Istilah ini saya dapatkan dari Elaine Showalter. Showalter merupakan tokoh yang
menyebutkan bahwa ada 2 pendekatan di dalam kritik sastra feminis, yaitu feminist
critique dan gynocritism. Jadi saya mendapatkan istilah ini dari
dia. Gampangnya kalau dalam feminist critique yang dikaji adalah perempuan di
dalam karya sastra dan hubungannya dengan sistem sosial, patriark secara
spesifik. Sedangkan dalam gynocritism, yang dikaji adalah perempuan sebagai
penulis karya sastra
Masalahnya Elain
Showalter menolak feminist critique. Saya baru tahu setelah saya baca
lebih detail. Berarti saya harus mencari lagi bahan tambahan yang mendukung
pendekatan yang saya gunakan. Artinya, pendapat saya yang mengatakan bahwa
mengkaji pengarang laki-laki lebih menantang, justru tidak menantang menurut
Showalter.
Saya kemudian
bertemu dengan tokoh lain yang menyamakan konsep citra perempuan dengan
feminist critique. Saya juga bertemu dengan kritik sastra feminis khas feminis
khas Prancis. Belum lagi ternyata ada pendapat yang mengatakan bahwa pendekatan
kritik sastra gender berbeda dengan kritik sastra feminis.
Apa itu feminist
critique, citra perempuan, gynocritism, dan lain-lainnya? haha,
saya juga masih kurang paham betul.

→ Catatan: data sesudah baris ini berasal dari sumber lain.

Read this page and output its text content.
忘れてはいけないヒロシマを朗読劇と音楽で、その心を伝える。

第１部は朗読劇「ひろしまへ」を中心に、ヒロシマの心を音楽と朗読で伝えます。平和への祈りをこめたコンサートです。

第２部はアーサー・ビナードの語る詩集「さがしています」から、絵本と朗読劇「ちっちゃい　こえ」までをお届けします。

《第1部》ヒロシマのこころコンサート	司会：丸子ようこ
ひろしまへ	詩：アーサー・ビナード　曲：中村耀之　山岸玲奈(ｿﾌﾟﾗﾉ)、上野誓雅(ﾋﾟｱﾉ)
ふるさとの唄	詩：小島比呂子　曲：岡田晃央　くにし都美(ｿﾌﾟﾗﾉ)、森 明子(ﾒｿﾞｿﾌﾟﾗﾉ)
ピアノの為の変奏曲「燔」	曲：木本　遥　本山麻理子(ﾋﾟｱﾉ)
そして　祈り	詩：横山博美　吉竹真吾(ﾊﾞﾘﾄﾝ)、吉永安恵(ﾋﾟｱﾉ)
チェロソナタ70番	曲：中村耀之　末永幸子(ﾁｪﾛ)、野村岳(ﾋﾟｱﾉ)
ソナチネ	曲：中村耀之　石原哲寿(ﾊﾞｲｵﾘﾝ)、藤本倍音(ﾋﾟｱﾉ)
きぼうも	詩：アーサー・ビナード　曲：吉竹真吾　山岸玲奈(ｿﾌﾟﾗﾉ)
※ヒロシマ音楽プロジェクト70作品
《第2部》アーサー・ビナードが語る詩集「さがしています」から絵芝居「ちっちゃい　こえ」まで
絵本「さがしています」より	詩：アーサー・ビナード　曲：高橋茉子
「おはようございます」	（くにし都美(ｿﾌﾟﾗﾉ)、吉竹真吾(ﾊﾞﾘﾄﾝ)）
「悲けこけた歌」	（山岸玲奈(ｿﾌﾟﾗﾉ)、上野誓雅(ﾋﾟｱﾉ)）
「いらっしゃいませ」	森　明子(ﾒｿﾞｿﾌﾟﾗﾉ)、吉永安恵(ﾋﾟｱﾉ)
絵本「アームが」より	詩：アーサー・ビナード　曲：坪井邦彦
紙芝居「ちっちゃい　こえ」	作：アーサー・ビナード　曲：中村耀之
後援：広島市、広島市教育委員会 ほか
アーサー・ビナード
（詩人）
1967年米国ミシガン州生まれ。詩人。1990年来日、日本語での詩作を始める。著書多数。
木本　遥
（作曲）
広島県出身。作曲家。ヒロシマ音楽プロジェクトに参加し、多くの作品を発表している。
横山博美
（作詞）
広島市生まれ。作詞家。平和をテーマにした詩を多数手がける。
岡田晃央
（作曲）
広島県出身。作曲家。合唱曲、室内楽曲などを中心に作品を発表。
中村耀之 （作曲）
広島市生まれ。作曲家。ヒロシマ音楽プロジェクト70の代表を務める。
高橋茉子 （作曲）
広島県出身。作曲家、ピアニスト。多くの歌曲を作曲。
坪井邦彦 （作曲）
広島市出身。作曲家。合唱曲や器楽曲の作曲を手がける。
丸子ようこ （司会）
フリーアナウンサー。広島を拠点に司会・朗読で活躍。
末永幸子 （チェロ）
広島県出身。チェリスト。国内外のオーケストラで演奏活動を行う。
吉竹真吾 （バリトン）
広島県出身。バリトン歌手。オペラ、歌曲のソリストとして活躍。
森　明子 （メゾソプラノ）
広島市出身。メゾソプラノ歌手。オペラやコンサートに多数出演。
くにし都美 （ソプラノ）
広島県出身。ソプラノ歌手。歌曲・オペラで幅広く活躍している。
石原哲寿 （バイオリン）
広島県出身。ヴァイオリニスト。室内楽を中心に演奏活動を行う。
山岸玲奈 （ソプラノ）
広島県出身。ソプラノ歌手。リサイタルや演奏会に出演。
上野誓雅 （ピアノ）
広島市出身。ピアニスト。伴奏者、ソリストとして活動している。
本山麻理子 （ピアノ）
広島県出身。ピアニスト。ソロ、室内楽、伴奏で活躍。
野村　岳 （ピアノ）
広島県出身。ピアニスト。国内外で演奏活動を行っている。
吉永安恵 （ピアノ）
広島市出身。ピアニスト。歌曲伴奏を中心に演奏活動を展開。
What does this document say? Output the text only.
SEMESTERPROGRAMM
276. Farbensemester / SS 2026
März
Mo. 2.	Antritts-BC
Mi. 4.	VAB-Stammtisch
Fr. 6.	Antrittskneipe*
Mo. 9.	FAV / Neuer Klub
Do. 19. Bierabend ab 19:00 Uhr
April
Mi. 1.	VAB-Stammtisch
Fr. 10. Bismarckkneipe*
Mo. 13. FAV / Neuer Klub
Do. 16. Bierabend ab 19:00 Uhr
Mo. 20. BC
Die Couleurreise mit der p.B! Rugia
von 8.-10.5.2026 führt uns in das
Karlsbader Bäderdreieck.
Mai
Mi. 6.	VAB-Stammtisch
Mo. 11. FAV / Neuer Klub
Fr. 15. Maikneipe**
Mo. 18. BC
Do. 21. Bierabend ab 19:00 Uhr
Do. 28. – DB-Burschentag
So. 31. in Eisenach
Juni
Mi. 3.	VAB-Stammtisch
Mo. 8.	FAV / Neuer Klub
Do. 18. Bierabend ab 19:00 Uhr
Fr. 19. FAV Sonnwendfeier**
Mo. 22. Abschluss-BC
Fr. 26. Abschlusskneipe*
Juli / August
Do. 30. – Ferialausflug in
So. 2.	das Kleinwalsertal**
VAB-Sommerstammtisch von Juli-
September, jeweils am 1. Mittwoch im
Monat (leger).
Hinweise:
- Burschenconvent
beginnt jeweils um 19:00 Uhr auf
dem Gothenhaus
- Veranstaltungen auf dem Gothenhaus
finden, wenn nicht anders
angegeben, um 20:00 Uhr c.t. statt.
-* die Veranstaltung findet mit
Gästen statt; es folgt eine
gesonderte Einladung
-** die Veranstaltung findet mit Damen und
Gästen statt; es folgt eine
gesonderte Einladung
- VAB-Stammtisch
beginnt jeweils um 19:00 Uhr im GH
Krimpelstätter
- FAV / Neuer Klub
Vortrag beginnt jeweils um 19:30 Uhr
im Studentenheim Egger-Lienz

Gambaran kasar sudah ada, tapi belum berani saya simpulkan. Masih banyak
bahan yang harus dicari dan dikaji. Saya harus mendapatkan benang merah untuk
melanjutkan skripsi ini. Saya sudah
menyempitkan pandangan saya, namun saya belum memahami lukisan besarnya. Ini masalah
saya, saya hampir selalu kesulitan untuk melanjutkan sesuatu bisa saya tidak
memahami gambaran besar dari sebuah persoalan, sekalipun topik yang ingin saya
bahas sangat spesifik. Saya hanya harus mengkaji Mahfuzh.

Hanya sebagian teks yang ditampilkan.